PreK-2nd Recommended Read Alouds – Starred Reviews in ALA’s Booklist

A good source for high quality nonfiction is the American Library Association’s publication Booklist – in particular, the “starred reviews.” Below are some newer titles that received “starred reviews” and that I think would read aloud well in our PreK-1st grade (even 2nd) grade classrooms.

machines go to work in the city

Machines Go to Work in the City by William Low (2012). Read this and immediately ordered my own copy. You can tell from the cover that the “machines” are well illustrated, providing plenty of visual details for discussion. The author reaches out to the reader – informing, then asking a question, and then giving an unexpected answer.
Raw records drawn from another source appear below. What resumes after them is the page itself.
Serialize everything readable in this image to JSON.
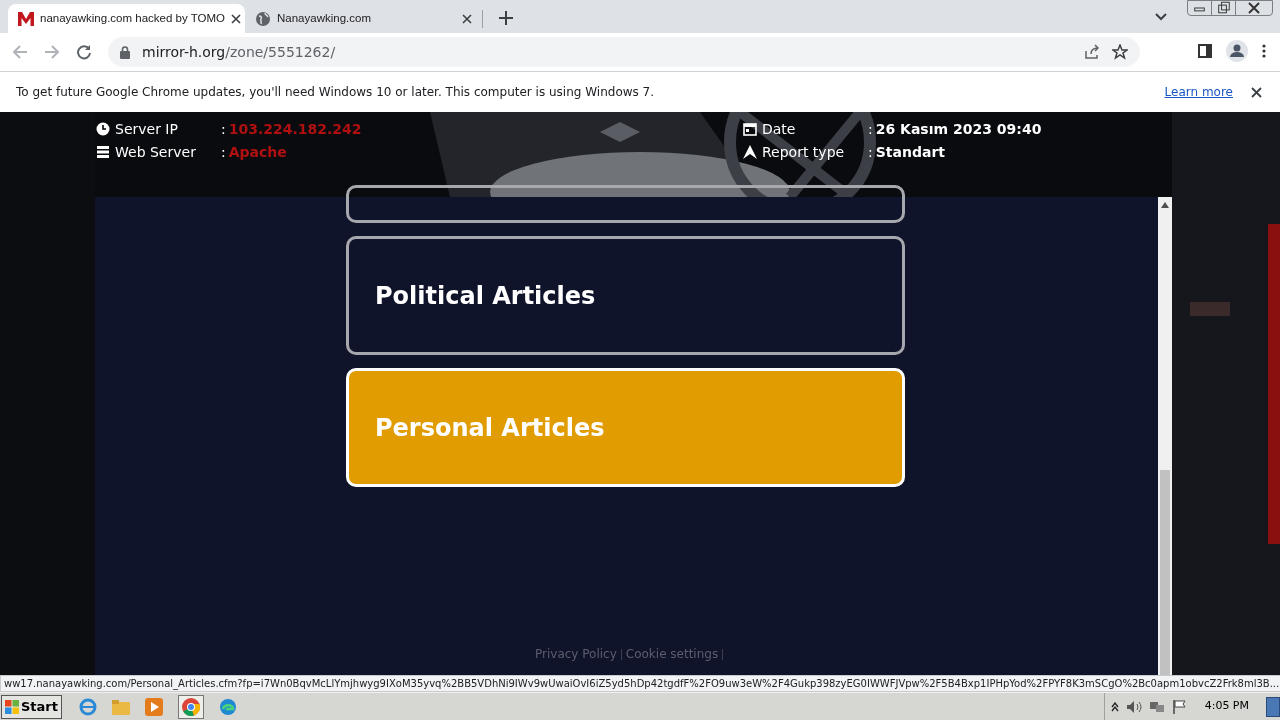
{
  "browser": {
    "tabs": [
      {
        "title": "nanayawking.com hacked by TOMO",
        "selected": true
      },
      {
        "title": "Nanayawking.com",
        "selected": false
      }
    ],
    "address": {
      "host": "mirror-h.org",
      "path": "/zone/5551262/"
    },
    "infobar": {
      "message": "To get future Google Chrome updates, you'll need Windows 10 or later. This computer is using Windows 7.",
      "link": "Learn more"
    }
  },
  "report": {
    "left": [
      {
        "kind": "server",
        "label": "Server IP",
        "separator": ":",
        "value": "103.224.182.242",
        "color": "#b01010"
      },
      {
        "kind": "webserver",
        "label": "Web Server",
        "separator": ":",
        "value": "Apache",
        "color": "#b01010"
      }
    ],
    "right": [
      {
        "kind": "date",
        "label": "Date",
        "separator": ":",
        "value": "26 Kasım 2023 09:40",
        "color": "#ffffff"
      },
      {
        "kind": "type",
        "label": "Report type",
        "separator": ":",
        "value": "Standart",
        "color": "#ffffff"
      }
    ]
  },
  "articles": [
    {
      "title": "Political Articles",
      "selected": false
    },
    {
      "title": "Personal Articles",
      "selected": true
    }
  ],
  "footer_links": [
    "Privacy Policy",
    "Cookie settings"
  ],
  "status_url": "ww17.nanayawking.com/Personal_Articles.cfm?fp=i7Wn0BqvMcLlYmjhwyg9IXoM35yvq%2BB5VDhNi9IWv9wUwaiOvI6iZ5yd5hDp42tgdfF%2FO9uw3eW%2F4Gukp398zyEG0IWWFJVpw%2F5B4Bxp1IPHpYod%2FPYF8K3mSCgO%2Bc0apm1obvcZ2Frk8ml3B...",
  "taskbar": {
    "start": "Start",
    "clock": "4:05 PM"
  }
}
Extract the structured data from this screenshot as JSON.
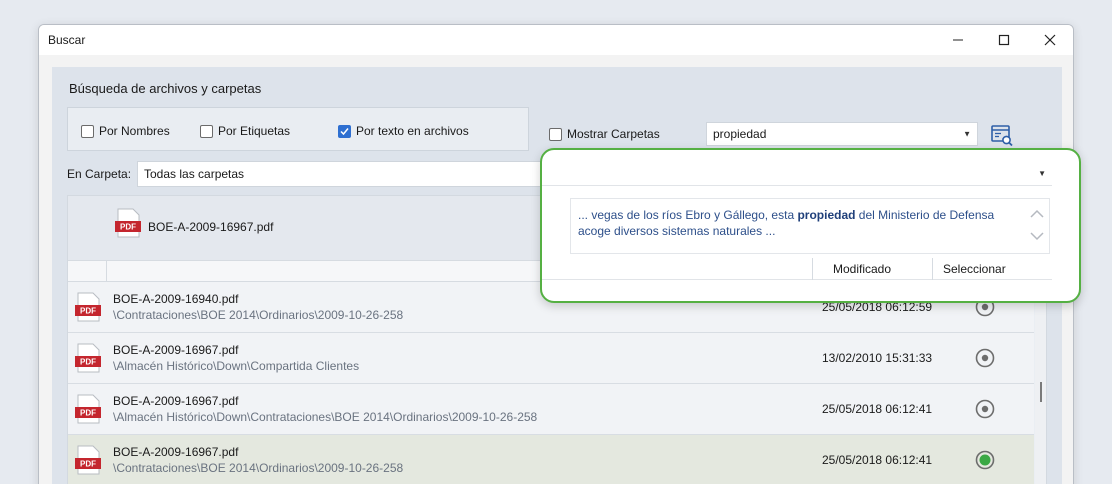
{
  "window": {
    "title": "Buscar"
  },
  "section_title": "Búsqueda de archivos y carpetas",
  "filters": [
    {
      "label": "Por Nombres",
      "checked": false
    },
    {
      "label": "Por Etiquetas",
      "checked": false
    },
    {
      "label": "Por texto en archivos",
      "checked": true
    }
  ],
  "show_folders": {
    "label": "Mostrar Carpetas",
    "checked": false
  },
  "search": {
    "value": "propiedad"
  },
  "folder": {
    "label": "En Carpeta:",
    "value": "Todas las carpetas"
  },
  "preview": {
    "file": "BOE-A-2009-16967.pdf",
    "snippet_pre": "... vegas de los ríos Ebro y Gállego, esta ",
    "snippet_hl": "propiedad",
    "snippet_post": " del Ministerio de Defensa acoge diversos sistemas naturales ..."
  },
  "columns": {
    "modified": "Modificado",
    "select": "Seleccionar"
  },
  "rows": [
    {
      "name": "BOE-A-2009-16940.pdf",
      "path": "\\Contrataciones\\BOE 2014\\Ordinarios\\2009-10-26-258",
      "date": "25/05/2018 06:12:59",
      "selected": false
    },
    {
      "name": "BOE-A-2009-16967.pdf",
      "path": "\\Almacén Histórico\\Down\\Compartida Clientes",
      "date": "13/02/2010 15:31:33",
      "selected": false
    },
    {
      "name": "BOE-A-2009-16967.pdf",
      "path": "\\Almacén Histórico\\Down\\Contrataciones\\BOE 2014\\Ordinarios\\2009-10-26-258",
      "date": "25/05/2018 06:12:41",
      "selected": false
    },
    {
      "name": "BOE-A-2009-16967.pdf",
      "path": "\\Contrataciones\\BOE 2014\\Ordinarios\\2009-10-26-258",
      "date": "25/05/2018 06:12:41",
      "selected": true
    }
  ],
  "icons": {
    "pdf_label": "PDF"
  },
  "colors": {
    "accent": "#2e6fd1",
    "highlight_border": "#55b043",
    "pdf_red": "#c4262e",
    "selected_radio": "#3aa844"
  }
}
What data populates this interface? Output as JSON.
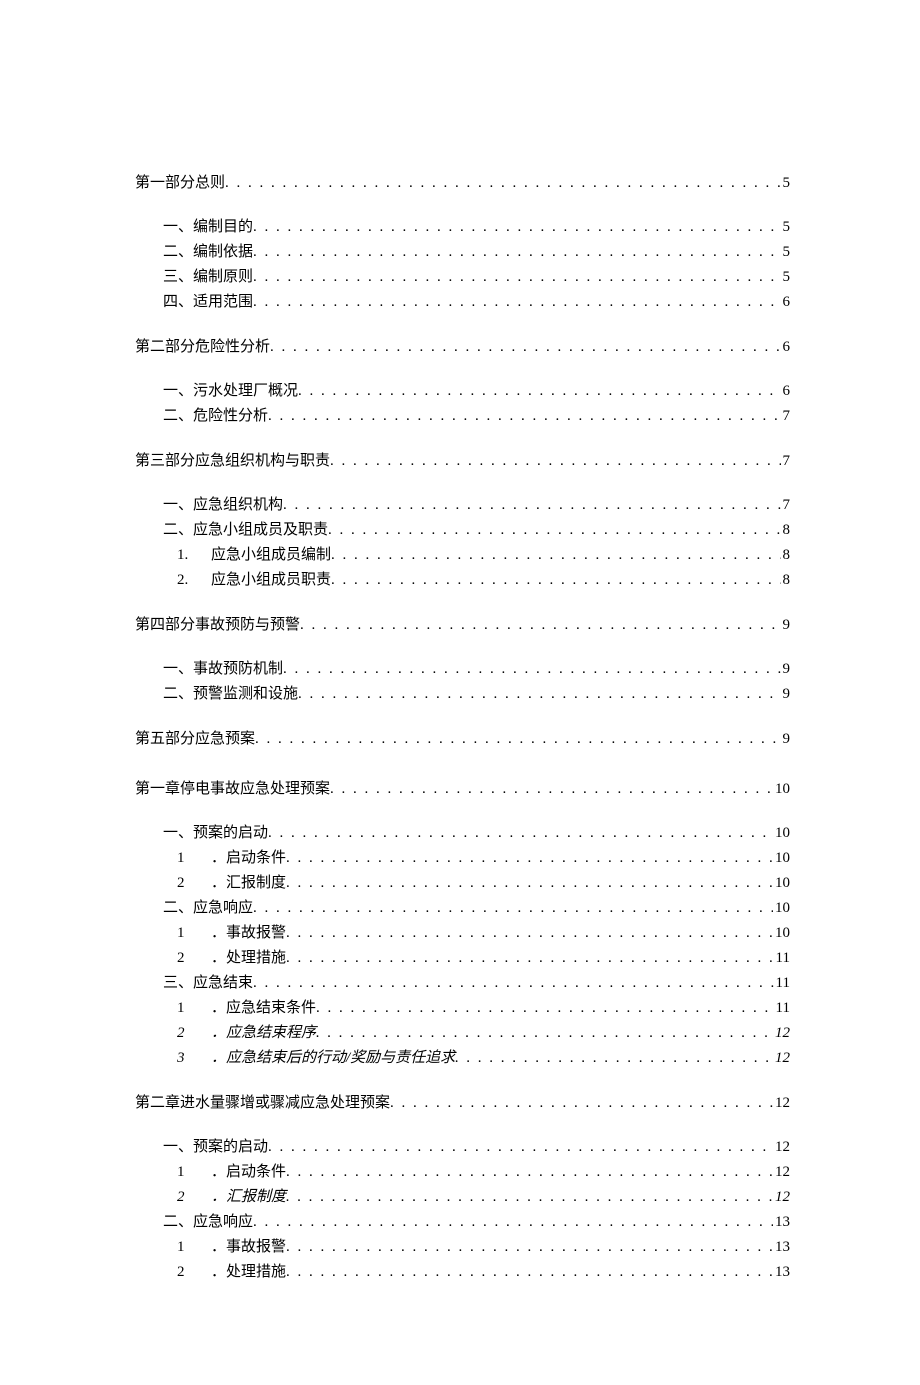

VROOM! Here comes the garbage truck, making its run!

TURN THE PAGE

When the truck makes its last pickup, are the garbage collectors done for the day?

OPEN A HIDDEN FLAP

No, they must go to the landfill to empty the trash.

The author doesn’t shy away from domain specific vocabulary for our young listeners – train yard, engineer, brakes, giant vacuum truck, water pipe, vacuum truck, etc. LOVE the end pages which give more details about each of the “machines” featured in the book. You could easily read this aloud – a couple of times and leave in the classroom library. Even with emergent and early writers, you could create opportunities to sketch, label, and write in response. Young writers could also use this book as a mentor text for their own writing – using the structure of informing, asking questions, and giving unexpected answers.

While it didn’t receive a “starred review” in Booklist – I also like Low’s Machines Go To Work (2009) too – for the same reasons as described above.

planes fly

Planes Fly! (2013) by George Ella Lyon. Lyon plays with rhyming language as he takes the reader on an exploration of different kinds of planes, plane parts, the people who work on and with planes –

Bi-planes

Tri-planes

gotta-love-the-sky-planes.

Prop planes

jet planes

how-fast-can-you-get-planes.

Planes fly!

This could be an entertaining read aloud in preK-kindergarten that offers opportunities to play with rhyming language while also deepening children’s understanding of air transportation with domain specific vocabulary like cockpit, yoke pedals, dials and details like “pilots on the skyroad logging in the miles.” This text is an introduction – in that there is no labeling, no endpapers with more information (which I think should have been included), no further explanation. You can infer what the author is talking about from the illustrations for the most part, but children might want to learn more. Our youngest writers could engage in research, sketching and labeling.

locomotive

Locomotive by Brian Floca (author of Moonshot and Lightship). This book is AMAZING. There’s so much to say about what can be done with this book. It’s much more complex than the previous two and would be a good read aloud for late first grade and second grade (if they have the stamina for listening to informational texts read aloud). The rhythm of the language lends itself to reading aloud –

Here is how this road was built,

with a grunt and a heave and a swing,

with the ring of shovels on stone,

the ring of hammers on spikes:

CLANK CLANK CLANK!

Floca tackles engineering, those who run the train and work on the train, a variety of  landscapes, distance and more. Our youngest listeners will not understand it all, but I believe they will be fascinated nonetheless and understand enough, as a result – which might be the point. Caution – it will take a few days to read this aloud – it’s long and thorough. One thought – to make this interactive – the onomatopoeias (like CLANK CLANK CLANK!) are in big, bold print and might be fun for students to repeat (enthusiastically) after you. This is a book you can pass UP the grades, too. I can see using this as a mentor text for 4th and 5th grade writers.

Booklist does require a subscription (which is a bit pricey for individual teachers); if you’re interested in perusing for more titles, ask your school or public librarian if she or he subscribes for the school or community. There are hard copies as well as a digital archive of current and past issues.